上樓,臨到轉角處時,豁然一片開朗。三麵窗戶洞開,一張軟榻依著唯一沒開窗的一麵牆,視野甚佳。
軟榻上,顏玉舒正在研讀書卷,棣趴在塌下,前爪並攏,腦袋擱在上頭,正眯著眼要睡不睡的樣子。棣早就聽到了熹姬的腳步聲,隻是懶得起身而已。
直到熹姬站在了三樓樓梯口,顏玉舒才似有察覺地抬起頭,看見熹姬的那一刻他像是想起了什麼似地側過頭思考了一會兒,而後微微睜大了灰色的眼睛。
麵前的女子有一雙頗為眼熟的眼眸,他立刻想起了那晚不同尋常的“刺客”。
“你和教主究竟是什麼關係?”熹姬開門見山地問,“我從沒聽說教主在你這裏過夜。”
棣歪頭看向主人,發現他並沒有要趕人的意思,於是繼續趴在自己的爪子上休息。顏玉舒想著樓下煎著的藥像是快要好了,於是放下書卷起身,繞過熹姬往樓下走。
熹姬跟著他一起下樓,不折不饒追問,“你快說啊。”她從沒見過這麼失禮的人,不免有些羞惱,“喂!”
找尋了一會兒,取了幾錢藥材放入爐中,彎腰看了看火候,他將一旁的扇子拿起,扇了幾扇。
“你、你不過是個男人,又不能為教主生育子嗣,遲早會被教主冷落拋棄的!”熹姬畢竟還年輕,不過二八年華,又容貌嬌美,她覺得自己還有受寵的資本,而顏玉舒,卻是個不討喜的男人。
側眼斜乜了熹姬一眼,顏玉舒繼續扇動扇子。
熹姬見狀,氣得跺了跺腳。早知如此她當初就該找個殺手辦事,也不會落得現在在這兒受他的氣!
“你愛你的教主,與我何幹?”顏玉舒終於開口,聲音裏透著淡淡的嘲諷,“要得子的藥,需付銀兩。”不過如果熹姬願意現在就離開這裏,送她一些也無不可。
聞言,熹姬的臉頰一片緋紅,“你、你……”見顏玉舒眼也不眨地說出這句羞死人的話,她羞惱得恨不得找個地洞鑽進去,“我、我才不需要這個!”
“那請離開。”顏玉舒始終低著頭注視爐火,將火候掌握得分毫不差。
熹姬美目圓睜,隻覺得顏麵無光,咬咬唇,她抬手弄翻了顏玉舒精心看顧的藥爐。
滾燙的藥汁濺了開來,顏玉舒倏地沉下臉來,想也不想,指尖光芒一閃,銀針眨眼間迅速沒入熹姬的肩頭。棣也幾乎就在瞬間,出現在了底樓,踱了幾步就來到自己主人的身邊。
熹姬吃痛地退後了幾步,不由自主地跌坐在了地上。
顏玉舒轉身去收拾殘局,灰眸一片幽冷。
眼見顏玉舒不理睬他,而自己又動彈不得,熹姬隻覺得一陣委屈,她咬著唇不讓自己哭出聲,“我隻有教主了,我為了他被爹爹逐出家門,我隻剩下他可以依靠了,你別搶走他好不好?”熹姬的聲音裏已經帶上了哭腔,偽裝的堅強盡數剝落。在顏玉舒聞聲回過頭來的那一刻,她失聲哭了出來。

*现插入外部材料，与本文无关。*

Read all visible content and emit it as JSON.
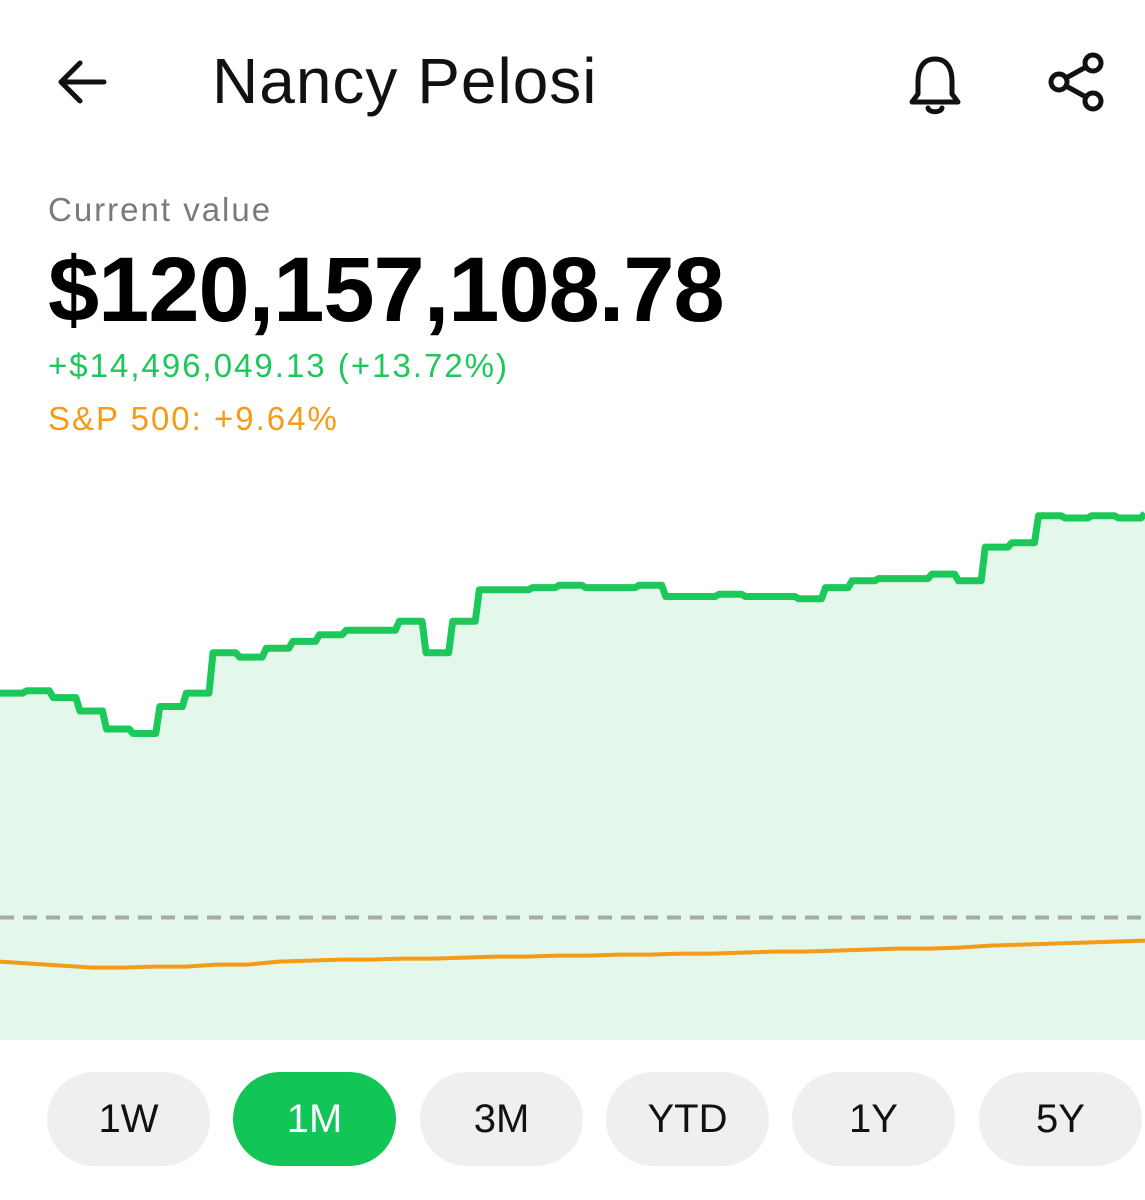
{
  "header": {
    "title": "Nancy Pelosi",
    "icons": {
      "back": "arrow-left-icon",
      "alert": "bell-icon",
      "share": "share-icon"
    }
  },
  "summary": {
    "label": "Current value",
    "value": "$120,157,108.78",
    "change": "+$14,496,049.13 (+13.72%)",
    "benchmark": "S&P 500: +9.64%"
  },
  "colors": {
    "portfolio": "#1cc85a",
    "portfolio_fill": "#e3f8ea",
    "benchmark": "#f49b17",
    "baseline": "#a8a8a8",
    "active_pill": "#12c557"
  },
  "chart_data": {
    "type": "line",
    "grid": false,
    "baseline": "dashed",
    "series": [
      {
        "name": "portfolio",
        "values": [
          10.0,
          10.1,
          9.8,
          9.2,
          8.4,
          8.2,
          9.4,
          10.0,
          11.8,
          11.6,
          12.0,
          12.3,
          12.6,
          12.8,
          12.8,
          13.2,
          11.8,
          13.2,
          14.6,
          14.6,
          14.7,
          14.8,
          14.7,
          14.7,
          14.8,
          14.3,
          14.3,
          14.4,
          14.3,
          14.3,
          14.2,
          14.7,
          15.0,
          15.1,
          15.1,
          15.3,
          15.0,
          16.5,
          16.7,
          17.9,
          17.8,
          17.9,
          17.8,
          18.0
        ]
      },
      {
        "name": "S&P 500",
        "values": [
          0.0,
          -0.2,
          -0.4,
          -0.6,
          -0.6,
          -0.5,
          -0.5,
          -0.3,
          -0.3,
          0.0,
          0.1,
          0.2,
          0.2,
          0.3,
          0.3,
          0.4,
          0.5,
          0.5,
          0.6,
          0.6,
          0.7,
          0.7,
          0.8,
          0.8,
          0.9,
          1.0,
          1.0,
          1.1,
          1.2,
          1.3,
          1.3,
          1.4,
          1.6,
          1.7,
          1.8,
          1.9,
          2.0,
          2.1
        ]
      }
    ]
  },
  "ranges": {
    "items": [
      "1W",
      "1M",
      "3M",
      "YTD",
      "1Y",
      "5Y"
    ],
    "selected": "1M"
  }
}
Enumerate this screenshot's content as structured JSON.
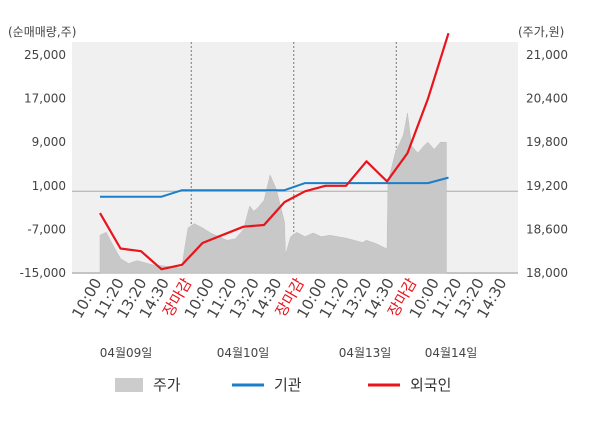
{
  "chart_data": {
    "type": "line",
    "left_axis": {
      "label": "(순매매량,주)",
      "ticks": [
        "25,000",
        "17,000",
        "9,000",
        "1,000",
        "-7,000",
        "-15,000"
      ],
      "range": [
        -15000,
        25000
      ]
    },
    "right_axis": {
      "label": "(주가,원)",
      "ticks": [
        "21,000",
        "20,400",
        "19,800",
        "19,200",
        "18,600",
        "18,000"
      ],
      "range": [
        18000,
        21000
      ]
    },
    "time_labels": [
      {
        "text": "10:00",
        "color": "#444444"
      },
      {
        "text": "11:20",
        "color": "#444444"
      },
      {
        "text": "13:20",
        "color": "#444444"
      },
      {
        "text": "14:30",
        "color": "#444444"
      },
      {
        "text": "장마감",
        "color": "#e8141c"
      },
      {
        "text": "10:00",
        "color": "#444444"
      },
      {
        "text": "11:20",
        "color": "#444444"
      },
      {
        "text": "13:20",
        "color": "#444444"
      },
      {
        "text": "14:30",
        "color": "#444444"
      },
      {
        "text": "장마감",
        "color": "#e8141c"
      },
      {
        "text": "10:00",
        "color": "#444444"
      },
      {
        "text": "11:20",
        "color": "#444444"
      },
      {
        "text": "13:20",
        "color": "#444444"
      },
      {
        "text": "14:30",
        "color": "#444444"
      },
      {
        "text": "장마감",
        "color": "#e8141c"
      },
      {
        "text": "10:00",
        "color": "#444444"
      },
      {
        "text": "11:20",
        "color": "#444444"
      },
      {
        "text": "13:20",
        "color": "#444444"
      },
      {
        "text": "14:30",
        "color": "#444444"
      }
    ],
    "day_labels": [
      "04월09일",
      "04월10일",
      "04월13일",
      "04월14일"
    ],
    "legend": [
      {
        "name": "주가",
        "color": "#cccccc",
        "kind": "area"
      },
      {
        "name": "기관",
        "color": "#1a7fc8",
        "kind": "line"
      },
      {
        "name": "외국인",
        "color": "#e8141c",
        "kind": "line"
      }
    ],
    "series": [
      {
        "name": "기관",
        "axis": "left",
        "x": [
          0,
          1,
          2,
          3,
          4,
          5,
          6,
          7,
          8,
          9,
          10,
          11,
          12,
          13,
          14,
          15,
          16,
          17
        ],
        "values": [
          -1000,
          -1000,
          -1000,
          -1000,
          200,
          200,
          200,
          200,
          200,
          200,
          1500,
          1500,
          1500,
          1500,
          1500,
          1500,
          1500,
          2500
        ]
      },
      {
        "name": "외국인",
        "axis": "left",
        "x": [
          0,
          1,
          2,
          3,
          4,
          5,
          6,
          7,
          8,
          9,
          10,
          11,
          12,
          13,
          14,
          15,
          16,
          17
        ],
        "values": [
          -4000,
          -10500,
          -11000,
          -14300,
          -13500,
          -9500,
          -8000,
          -6500,
          -6200,
          -2000,
          0,
          1000,
          1000,
          5500,
          1800,
          7000,
          17000,
          29000
        ]
      },
      {
        "name": "주가",
        "axis": "right",
        "kind": "area",
        "x": [
          0,
          0.3,
          0.6,
          1,
          1.4,
          1.8,
          2.2,
          2.6,
          3,
          3.4,
          3.8,
          4,
          4.1,
          4.3,
          4.6,
          5,
          5.4,
          5.8,
          6.2,
          6.6,
          7,
          7.3,
          7.5,
          7.7,
          8,
          8.3,
          8.6,
          9,
          9.05,
          9.3,
          9.6,
          10,
          10.4,
          10.8,
          11.2,
          11.6,
          12,
          12.4,
          12.8,
          13,
          13.5,
          14,
          14.05,
          14.4,
          14.8,
          15,
          15.2,
          15.5,
          15.8,
          16,
          16.3,
          16.6,
          16.9
        ],
        "values": [
          18520,
          18560,
          18400,
          18200,
          18130,
          18170,
          18140,
          18110,
          18100,
          18090,
          18070,
          18080,
          18290,
          18620,
          18680,
          18620,
          18550,
          18500,
          18450,
          18470,
          18600,
          18920,
          18850,
          18900,
          19000,
          19350,
          19150,
          18700,
          18250,
          18500,
          18560,
          18500,
          18550,
          18500,
          18520,
          18500,
          18480,
          18450,
          18420,
          18450,
          18400,
          18330,
          19250,
          19650,
          19900,
          20200,
          19750,
          19650,
          19750,
          19800,
          19700,
          19800,
          19800
        ]
      }
    ],
    "grid": "vertical-dashed-at-day-boundaries"
  }
}
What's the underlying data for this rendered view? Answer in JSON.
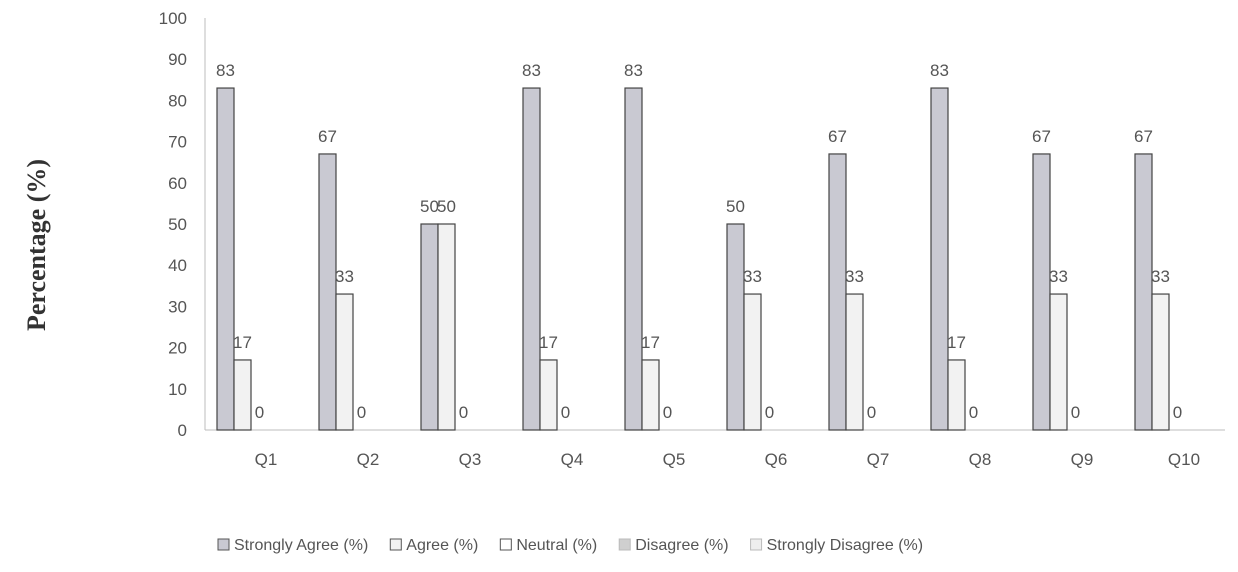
{
  "chart_data": {
    "type": "bar",
    "ylabel": "Percentage (%)",
    "xlabel": "",
    "ylim": [
      0,
      100
    ],
    "yticks": [
      0,
      10,
      20,
      30,
      40,
      50,
      60,
      70,
      80,
      90,
      100
    ],
    "grid": false,
    "legend_position": "bottom",
    "categories": [
      "Q1",
      "Q2",
      "Q3",
      "Q4",
      "Q5",
      "Q6",
      "Q7",
      "Q8",
      "Q9",
      "Q10"
    ],
    "series": [
      {
        "name": "Strongly Agree (%)",
        "values": [
          83,
          67,
          50,
          83,
          83,
          50,
          67,
          83,
          67,
          67
        ],
        "color": "#c9c9d2"
      },
      {
        "name": "Agree  (%)",
        "values": [
          17,
          33,
          50,
          17,
          17,
          33,
          33,
          17,
          33,
          33
        ],
        "color": "#f2f2f2"
      },
      {
        "name": "Neutral  (%)",
        "values": [
          0,
          0,
          0,
          0,
          0,
          0,
          0,
          0,
          0,
          0
        ],
        "color": "#ffffff"
      },
      {
        "name": "Disagree (%)",
        "values": [
          0,
          0,
          0,
          0,
          0,
          0,
          0,
          0,
          0,
          0
        ],
        "color": "#cfcfcf"
      },
      {
        "name": "Strongly Disagree (%)",
        "values": [
          0,
          0,
          0,
          0,
          0,
          0,
          0,
          0,
          0,
          0
        ],
        "color": "#eeeeee"
      }
    ],
    "data_labels_series": [
      0,
      1,
      2
    ]
  }
}
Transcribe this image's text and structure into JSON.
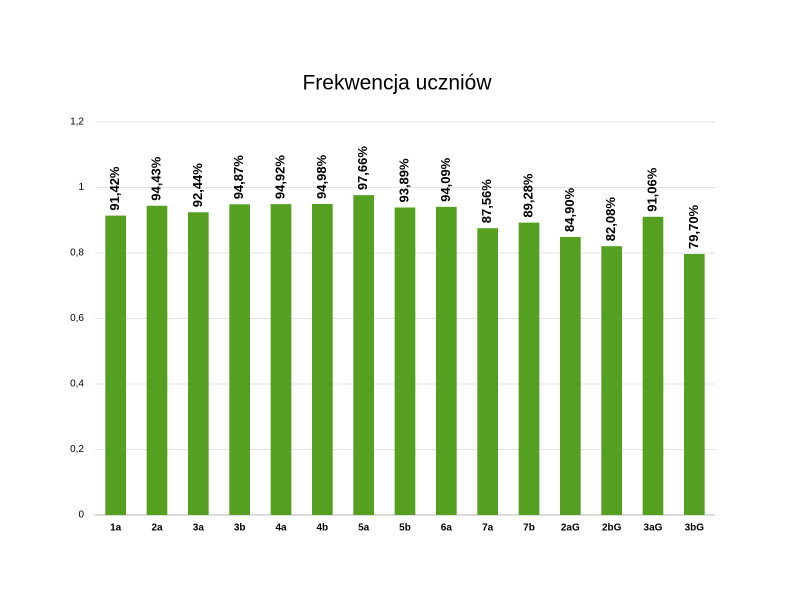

“這話你該跟陸硯笙去說。若他心中無你,即使沒有我也會有其他人。”更何況,他完全沒看出來陸硯笙有多喜歡他。
淚眼婆娑的熹姬聞言,竟是連眼淚也忘了流,“那麼,有什麼法子可以讓教主回心轉意麼?”
搖搖頭,顏玉舒將藥爐的碎片收到了一處,又去了抹布拭幹淨桌上的藥汁,繼而彎下腰去擦拭地麵。
熹姬擦擦眼淚,扶著桌子支撐起被銀針封住穴道而酸麻不已的身子,慢慢走了出去。